Me detengo
para observar el ocaso en tu mirada.
La chispa
ingenua de alegría.
Los
triunfos milagrosos de la espera.
Un anuncio
que endulza la gracia de la aurora.
El diámetro
oval de la cintura de la órbita de tu cuerpo.
Estaré expectante
o distraída cuando asome la alondra en la mañana.
En las
vísperas habrá un cántico de sirenas y Nereidas.
Llamarán
las campanas con badajo de humo en los campos yermos.
Una fiesta
de espigas dorará el camino empedrado en espejos.
Y una ninfa
de ámbar como estatua de sal estará en la marea.
Recorrerán
pies descalzos el enjambre de luces en la tarde de enero.
Brillará tu
mirada como estrella de Venus jugando con las venas.
Y la sangre
caliente correrá en la vertiente como icores paganos.
.
Me detengo.
Me arrimo a la terraza donde se esconde el duende.
Crepita una
ilusión de hierba buena y romero.

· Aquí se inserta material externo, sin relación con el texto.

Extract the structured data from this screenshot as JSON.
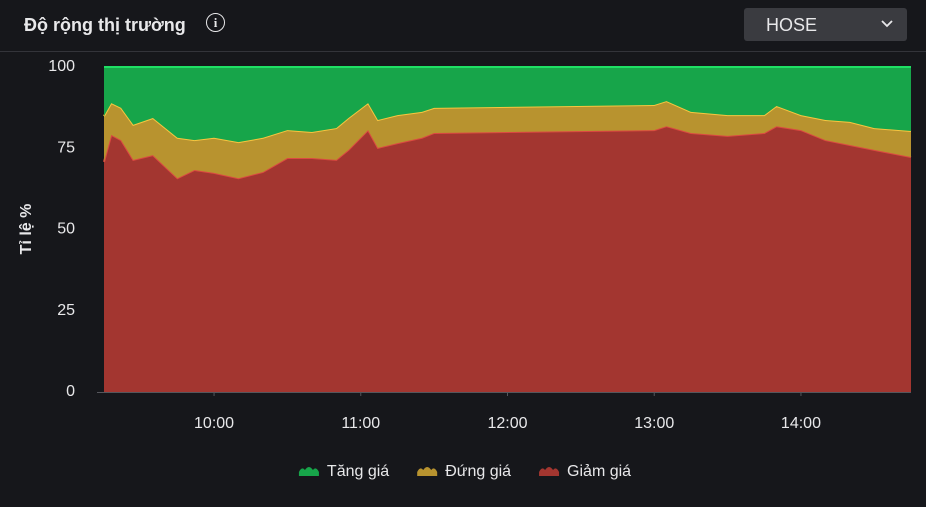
{
  "header": {
    "title": "Độ rộng thị trường",
    "dropdown": "HOSE"
  },
  "chart_data": {
    "type": "stacked-area",
    "y_label": "Tỉ lệ %",
    "x": [
      "09:15",
      "09:18",
      "09:22",
      "09:27",
      "09:35",
      "09:45",
      "09:52",
      "10:00",
      "10:10",
      "10:20",
      "10:30",
      "10:40",
      "10:50",
      "10:55",
      "11:03",
      "11:07",
      "11:15",
      "11:25",
      "11:30",
      "13:00",
      "13:05",
      "13:15",
      "13:30",
      "13:45",
      "13:50",
      "14:00",
      "14:10",
      "14:20",
      "14:30",
      "14:45"
    ],
    "xlim": [
      "09:15",
      "14:45"
    ],
    "xticks": [
      "10:00",
      "11:00",
      "12:00",
      "13:00",
      "14:00"
    ],
    "ylim": [
      0,
      100
    ],
    "yticks": [
      0,
      25,
      50,
      75,
      100
    ],
    "grid": false,
    "legend": "bottom",
    "series": [
      {
        "name": "Tăng giá",
        "color": "#17a54a",
        "values": [
          15.1,
          11.1,
          12.6,
          17.8,
          15.7,
          21.8,
          22.5,
          21.8,
          23.1,
          21.8,
          19.4,
          20.0,
          18.8,
          15.7,
          11.1,
          16.3,
          14.8,
          13.8,
          12.6,
          11.7,
          10.5,
          13.8,
          14.8,
          14.8,
          12.0,
          14.8,
          16.3,
          16.9,
          18.8,
          19.7
        ]
      },
      {
        "name": "Đứng giá",
        "color": "#b8932f",
        "values": [
          14.1,
          9.8,
          9.9,
          10.8,
          11.4,
          12.4,
          9.2,
          10.8,
          11.1,
          10.5,
          8.6,
          8.0,
          9.8,
          9.8,
          8.3,
          8.6,
          8.6,
          8.0,
          7.7,
          7.7,
          7.7,
          6.5,
          6.4,
          5.5,
          6.2,
          4.6,
          6.2,
          7.1,
          6.7,
          8.0
        ]
      },
      {
        "name": "Giảm giá",
        "color": "#a33630",
        "values": [
          70.8,
          79.1,
          77.5,
          71.4,
          72.9,
          65.8,
          68.3,
          67.4,
          65.8,
          67.7,
          72.0,
          72.0,
          71.4,
          74.5,
          80.6,
          75.1,
          76.6,
          78.2,
          79.7,
          80.6,
          81.8,
          79.7,
          78.8,
          79.7,
          81.8,
          80.6,
          77.5,
          76.0,
          74.5,
          72.3
        ]
      }
    ]
  }
}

Te detienes.
Ya se
escucha el canto gregoriano en las altas paredes del templo.
Los monjes
tonsurados con las manos mojadas de lágrimas ajenas.
Una bandada
ruidosa ingresa por la grieta del ventanal abierto.
Las
plegarias se desploman como viejos cortinados de cera.
Un ave
solitaria entra en la cóncava entraña de la aureolada gloria.
Nos duele
la simpleza de una tarde cualquiera, sin sueños.
Nos castiga
el portal cerrado a la esperanza.
Hemos
programado un acto ingenuo y a deshora.
La noche va
llegando y un rumor sombrío nos ronda.
Allí, junto
al muro solitario un Jesús desamparado sangra.
Desgarrado,
sangra de nuevo. Sangra como los hombres.
La
indiferencia atormenta a los buenos. Sangran.